Fix for issue #319.  Reviewed by gwt.team.mmendez
http://code.google.com/p/google-web-toolkit/issues/detail?id=319

The problem is that calling super.foo() fails to dispatch statically if 
super.foo() happens to be a native method.  The generated code actually 
performs a polymorphic call, which incorrectly does dynamic dispatch to 
the most derived subclass implementation.

Why does this only happen with a native super.foo()?
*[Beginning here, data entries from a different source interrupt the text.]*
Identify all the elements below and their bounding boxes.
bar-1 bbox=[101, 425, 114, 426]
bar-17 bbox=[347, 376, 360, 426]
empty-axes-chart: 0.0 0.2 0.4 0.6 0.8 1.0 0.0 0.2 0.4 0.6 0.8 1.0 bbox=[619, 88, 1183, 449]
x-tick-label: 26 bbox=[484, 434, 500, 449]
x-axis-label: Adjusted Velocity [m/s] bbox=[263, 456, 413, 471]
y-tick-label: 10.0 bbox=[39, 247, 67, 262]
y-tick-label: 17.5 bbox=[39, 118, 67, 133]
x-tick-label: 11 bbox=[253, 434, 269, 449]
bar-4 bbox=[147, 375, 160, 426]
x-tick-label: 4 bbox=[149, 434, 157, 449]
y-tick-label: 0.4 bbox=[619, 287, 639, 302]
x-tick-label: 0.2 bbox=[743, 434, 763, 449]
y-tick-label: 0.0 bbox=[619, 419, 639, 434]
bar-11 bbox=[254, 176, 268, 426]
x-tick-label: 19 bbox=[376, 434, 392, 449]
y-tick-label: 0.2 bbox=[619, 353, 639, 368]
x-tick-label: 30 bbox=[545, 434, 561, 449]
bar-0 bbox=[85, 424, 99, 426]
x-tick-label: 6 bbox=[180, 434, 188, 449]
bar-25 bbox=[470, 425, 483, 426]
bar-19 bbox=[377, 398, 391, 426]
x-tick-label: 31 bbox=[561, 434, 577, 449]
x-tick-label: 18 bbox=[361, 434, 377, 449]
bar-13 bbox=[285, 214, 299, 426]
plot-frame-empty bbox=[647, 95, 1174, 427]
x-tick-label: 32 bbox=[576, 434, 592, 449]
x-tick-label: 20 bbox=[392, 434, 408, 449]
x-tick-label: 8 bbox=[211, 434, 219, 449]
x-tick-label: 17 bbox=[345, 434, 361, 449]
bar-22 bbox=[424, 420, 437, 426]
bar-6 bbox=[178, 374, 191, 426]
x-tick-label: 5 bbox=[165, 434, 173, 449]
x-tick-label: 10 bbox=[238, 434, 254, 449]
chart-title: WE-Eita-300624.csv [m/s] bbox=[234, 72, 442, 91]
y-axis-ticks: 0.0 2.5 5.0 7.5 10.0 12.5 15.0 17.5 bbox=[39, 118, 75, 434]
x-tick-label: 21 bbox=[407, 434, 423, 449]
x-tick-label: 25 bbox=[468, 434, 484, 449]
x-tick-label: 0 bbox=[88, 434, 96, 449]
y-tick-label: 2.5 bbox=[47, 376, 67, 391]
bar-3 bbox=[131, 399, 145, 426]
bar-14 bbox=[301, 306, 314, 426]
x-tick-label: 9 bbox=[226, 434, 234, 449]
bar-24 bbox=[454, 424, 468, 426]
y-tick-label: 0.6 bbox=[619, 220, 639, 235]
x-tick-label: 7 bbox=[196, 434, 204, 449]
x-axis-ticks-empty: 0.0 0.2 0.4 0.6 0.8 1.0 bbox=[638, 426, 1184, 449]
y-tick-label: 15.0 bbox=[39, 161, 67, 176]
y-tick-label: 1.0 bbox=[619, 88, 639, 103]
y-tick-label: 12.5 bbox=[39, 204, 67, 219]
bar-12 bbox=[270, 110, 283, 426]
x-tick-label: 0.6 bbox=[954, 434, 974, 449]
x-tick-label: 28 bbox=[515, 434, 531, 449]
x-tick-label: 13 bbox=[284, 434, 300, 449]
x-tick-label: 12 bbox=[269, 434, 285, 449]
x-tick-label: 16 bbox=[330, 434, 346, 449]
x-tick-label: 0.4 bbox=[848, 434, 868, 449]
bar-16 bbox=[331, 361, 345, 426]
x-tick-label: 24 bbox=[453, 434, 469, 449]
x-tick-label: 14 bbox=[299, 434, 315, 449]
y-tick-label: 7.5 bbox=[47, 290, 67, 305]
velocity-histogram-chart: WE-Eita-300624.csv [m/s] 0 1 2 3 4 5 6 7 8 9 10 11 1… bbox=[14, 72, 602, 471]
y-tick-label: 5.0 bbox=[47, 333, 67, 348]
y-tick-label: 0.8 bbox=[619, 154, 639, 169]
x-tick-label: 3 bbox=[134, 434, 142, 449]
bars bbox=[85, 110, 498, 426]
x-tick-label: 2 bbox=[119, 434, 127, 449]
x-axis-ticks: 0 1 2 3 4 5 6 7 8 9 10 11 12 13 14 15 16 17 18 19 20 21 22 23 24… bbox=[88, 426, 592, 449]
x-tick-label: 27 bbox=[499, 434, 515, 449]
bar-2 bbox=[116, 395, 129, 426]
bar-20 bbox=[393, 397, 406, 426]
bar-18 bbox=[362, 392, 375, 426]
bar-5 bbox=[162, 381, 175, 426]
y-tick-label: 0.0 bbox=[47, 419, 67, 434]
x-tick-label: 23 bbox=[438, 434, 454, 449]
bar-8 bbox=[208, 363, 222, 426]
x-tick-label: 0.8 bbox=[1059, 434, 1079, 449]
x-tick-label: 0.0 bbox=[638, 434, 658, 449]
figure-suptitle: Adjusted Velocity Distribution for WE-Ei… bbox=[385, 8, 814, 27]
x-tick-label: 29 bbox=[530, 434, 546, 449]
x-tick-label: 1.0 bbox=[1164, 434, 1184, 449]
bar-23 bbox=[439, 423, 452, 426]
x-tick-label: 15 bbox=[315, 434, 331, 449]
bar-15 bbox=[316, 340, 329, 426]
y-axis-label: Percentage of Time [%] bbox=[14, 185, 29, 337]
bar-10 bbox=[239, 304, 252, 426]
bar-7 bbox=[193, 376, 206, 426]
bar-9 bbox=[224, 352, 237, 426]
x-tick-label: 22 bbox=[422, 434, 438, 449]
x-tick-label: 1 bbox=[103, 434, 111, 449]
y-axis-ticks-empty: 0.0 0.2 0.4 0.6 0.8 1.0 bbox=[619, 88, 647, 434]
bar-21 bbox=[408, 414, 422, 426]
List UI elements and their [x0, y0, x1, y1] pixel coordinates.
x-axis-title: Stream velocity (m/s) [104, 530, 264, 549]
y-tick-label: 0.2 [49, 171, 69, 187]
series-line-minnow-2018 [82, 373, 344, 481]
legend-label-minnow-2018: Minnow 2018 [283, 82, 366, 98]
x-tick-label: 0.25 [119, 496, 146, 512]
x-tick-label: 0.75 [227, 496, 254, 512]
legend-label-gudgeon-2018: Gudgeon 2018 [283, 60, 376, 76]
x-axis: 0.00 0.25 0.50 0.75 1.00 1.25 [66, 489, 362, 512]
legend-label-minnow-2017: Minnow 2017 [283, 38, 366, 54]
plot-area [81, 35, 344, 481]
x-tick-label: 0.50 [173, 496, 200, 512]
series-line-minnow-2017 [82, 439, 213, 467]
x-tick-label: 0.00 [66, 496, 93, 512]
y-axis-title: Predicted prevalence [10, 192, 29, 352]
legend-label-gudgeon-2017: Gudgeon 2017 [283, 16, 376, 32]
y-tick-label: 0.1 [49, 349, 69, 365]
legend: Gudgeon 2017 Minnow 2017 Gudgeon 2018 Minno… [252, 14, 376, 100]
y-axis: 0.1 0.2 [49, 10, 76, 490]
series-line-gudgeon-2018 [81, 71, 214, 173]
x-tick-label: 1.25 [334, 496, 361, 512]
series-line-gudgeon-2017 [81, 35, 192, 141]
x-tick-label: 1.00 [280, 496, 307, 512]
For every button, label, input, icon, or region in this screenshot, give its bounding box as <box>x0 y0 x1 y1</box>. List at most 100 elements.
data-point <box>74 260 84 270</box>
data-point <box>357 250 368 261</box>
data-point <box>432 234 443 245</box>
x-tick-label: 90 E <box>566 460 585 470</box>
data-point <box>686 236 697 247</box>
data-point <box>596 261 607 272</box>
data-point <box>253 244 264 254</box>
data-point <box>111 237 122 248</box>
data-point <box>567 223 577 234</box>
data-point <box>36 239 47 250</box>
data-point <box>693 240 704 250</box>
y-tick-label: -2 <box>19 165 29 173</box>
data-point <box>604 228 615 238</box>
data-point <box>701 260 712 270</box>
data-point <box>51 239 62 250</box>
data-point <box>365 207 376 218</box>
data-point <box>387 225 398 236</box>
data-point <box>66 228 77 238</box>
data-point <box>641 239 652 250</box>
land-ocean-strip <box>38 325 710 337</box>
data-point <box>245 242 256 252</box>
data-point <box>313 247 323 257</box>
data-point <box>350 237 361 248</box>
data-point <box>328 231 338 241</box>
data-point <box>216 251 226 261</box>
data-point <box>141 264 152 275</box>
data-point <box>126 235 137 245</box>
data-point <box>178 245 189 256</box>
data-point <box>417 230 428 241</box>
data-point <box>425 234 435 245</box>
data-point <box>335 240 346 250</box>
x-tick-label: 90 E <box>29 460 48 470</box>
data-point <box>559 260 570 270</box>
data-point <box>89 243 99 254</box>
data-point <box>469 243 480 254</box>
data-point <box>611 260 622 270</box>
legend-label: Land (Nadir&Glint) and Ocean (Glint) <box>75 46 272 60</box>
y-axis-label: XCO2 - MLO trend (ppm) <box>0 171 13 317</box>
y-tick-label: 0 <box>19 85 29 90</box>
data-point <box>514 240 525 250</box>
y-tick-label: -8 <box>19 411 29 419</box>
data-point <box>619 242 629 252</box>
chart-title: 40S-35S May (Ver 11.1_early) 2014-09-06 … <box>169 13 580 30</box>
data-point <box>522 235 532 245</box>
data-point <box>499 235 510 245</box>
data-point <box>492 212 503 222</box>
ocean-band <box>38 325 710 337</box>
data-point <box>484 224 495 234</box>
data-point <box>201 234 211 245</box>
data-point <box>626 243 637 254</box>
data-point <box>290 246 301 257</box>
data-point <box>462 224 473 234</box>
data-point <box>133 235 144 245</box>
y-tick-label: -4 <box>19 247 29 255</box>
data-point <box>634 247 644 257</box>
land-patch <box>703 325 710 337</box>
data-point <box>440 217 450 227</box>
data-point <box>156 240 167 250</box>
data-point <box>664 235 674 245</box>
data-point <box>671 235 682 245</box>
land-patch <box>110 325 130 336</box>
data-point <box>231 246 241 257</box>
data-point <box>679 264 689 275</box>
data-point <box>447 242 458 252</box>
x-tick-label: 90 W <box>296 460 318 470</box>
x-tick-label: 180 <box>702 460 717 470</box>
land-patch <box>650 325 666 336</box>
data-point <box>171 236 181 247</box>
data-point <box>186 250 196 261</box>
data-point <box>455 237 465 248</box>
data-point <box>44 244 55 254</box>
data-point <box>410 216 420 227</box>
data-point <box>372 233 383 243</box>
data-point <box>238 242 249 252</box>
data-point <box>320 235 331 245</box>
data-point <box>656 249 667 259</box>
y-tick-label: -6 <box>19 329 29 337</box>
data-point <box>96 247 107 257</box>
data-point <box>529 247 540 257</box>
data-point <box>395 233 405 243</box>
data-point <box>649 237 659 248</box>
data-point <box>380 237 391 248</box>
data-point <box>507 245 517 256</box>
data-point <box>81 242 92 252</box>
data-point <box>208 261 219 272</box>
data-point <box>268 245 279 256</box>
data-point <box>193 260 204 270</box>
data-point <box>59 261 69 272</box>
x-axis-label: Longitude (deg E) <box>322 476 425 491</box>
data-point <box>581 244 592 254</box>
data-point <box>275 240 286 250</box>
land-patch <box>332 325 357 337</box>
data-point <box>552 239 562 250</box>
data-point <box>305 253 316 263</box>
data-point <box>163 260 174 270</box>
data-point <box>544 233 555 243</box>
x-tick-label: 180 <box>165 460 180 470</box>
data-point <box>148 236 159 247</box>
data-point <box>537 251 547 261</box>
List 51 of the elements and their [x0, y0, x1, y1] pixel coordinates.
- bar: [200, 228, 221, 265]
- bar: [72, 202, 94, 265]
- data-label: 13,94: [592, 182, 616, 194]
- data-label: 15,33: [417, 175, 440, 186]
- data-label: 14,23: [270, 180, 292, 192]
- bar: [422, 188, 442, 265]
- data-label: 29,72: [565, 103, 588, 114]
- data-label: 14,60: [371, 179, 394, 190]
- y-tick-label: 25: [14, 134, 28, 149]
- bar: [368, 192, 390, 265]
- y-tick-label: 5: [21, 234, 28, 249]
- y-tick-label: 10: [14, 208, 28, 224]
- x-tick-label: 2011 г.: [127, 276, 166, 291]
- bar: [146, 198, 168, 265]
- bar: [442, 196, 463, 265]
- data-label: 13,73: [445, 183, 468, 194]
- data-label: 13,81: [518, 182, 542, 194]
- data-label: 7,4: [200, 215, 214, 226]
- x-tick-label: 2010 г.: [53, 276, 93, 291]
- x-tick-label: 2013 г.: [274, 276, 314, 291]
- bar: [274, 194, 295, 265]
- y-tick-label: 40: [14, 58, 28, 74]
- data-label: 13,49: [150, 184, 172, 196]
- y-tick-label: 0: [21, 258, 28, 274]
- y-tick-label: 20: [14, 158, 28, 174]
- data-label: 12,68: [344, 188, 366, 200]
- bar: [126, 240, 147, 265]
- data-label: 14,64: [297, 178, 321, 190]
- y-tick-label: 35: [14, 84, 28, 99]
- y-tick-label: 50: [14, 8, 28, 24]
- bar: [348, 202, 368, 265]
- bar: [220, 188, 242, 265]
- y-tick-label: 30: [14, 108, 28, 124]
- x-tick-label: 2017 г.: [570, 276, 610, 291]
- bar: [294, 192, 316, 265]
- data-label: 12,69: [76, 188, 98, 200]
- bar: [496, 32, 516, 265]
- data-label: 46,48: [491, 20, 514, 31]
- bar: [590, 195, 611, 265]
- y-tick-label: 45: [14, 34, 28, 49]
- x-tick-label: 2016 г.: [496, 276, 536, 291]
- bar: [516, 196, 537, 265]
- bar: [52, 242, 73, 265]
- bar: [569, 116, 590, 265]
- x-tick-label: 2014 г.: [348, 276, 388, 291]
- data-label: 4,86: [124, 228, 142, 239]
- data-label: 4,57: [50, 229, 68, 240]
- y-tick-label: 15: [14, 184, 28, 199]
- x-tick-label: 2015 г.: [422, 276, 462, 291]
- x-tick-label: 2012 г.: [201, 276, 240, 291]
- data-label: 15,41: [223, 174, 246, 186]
Well, it's kind of tricky. :)  If super.foo() is non-native, we will 
create a static impl method, super.$foo() and call that one statically 
from the super.foo() call site.  In fact, we have been depending on this 
ability to correctly dispatch super calls in general.  The problem is, we 
specifically cannot staticify native methods right now.  So the call site 
remains bound to the instance version, and during code gen creates a 
polymorphic call, even though the correct field is set on the JMethodCall 
to not do dynamic dispatch.

My fix is this: if we find during code gen that we must statically 
dispatch an instance method, we now generate a "call" syntax construct in 
the output.  For example:

Old, bad code:

function Hello$onModuleLoad(this$static) {
  this$static.onModuleLoad__();  // wrong
}


New, good code:

function Hello_$onModuleLoad(this$static) {
  Foo_onModuleLoad.call(this$static);
}

As part of this fix, I refactored JMethodCall's concept of 
"canBePolymorphic", which was ambiguous between the instance variable 
(and setter) and the getter.  Instead, the variable, getter, and setter 
are now "staticDispatchOnly", and "canBePolymorphic" is a computed result.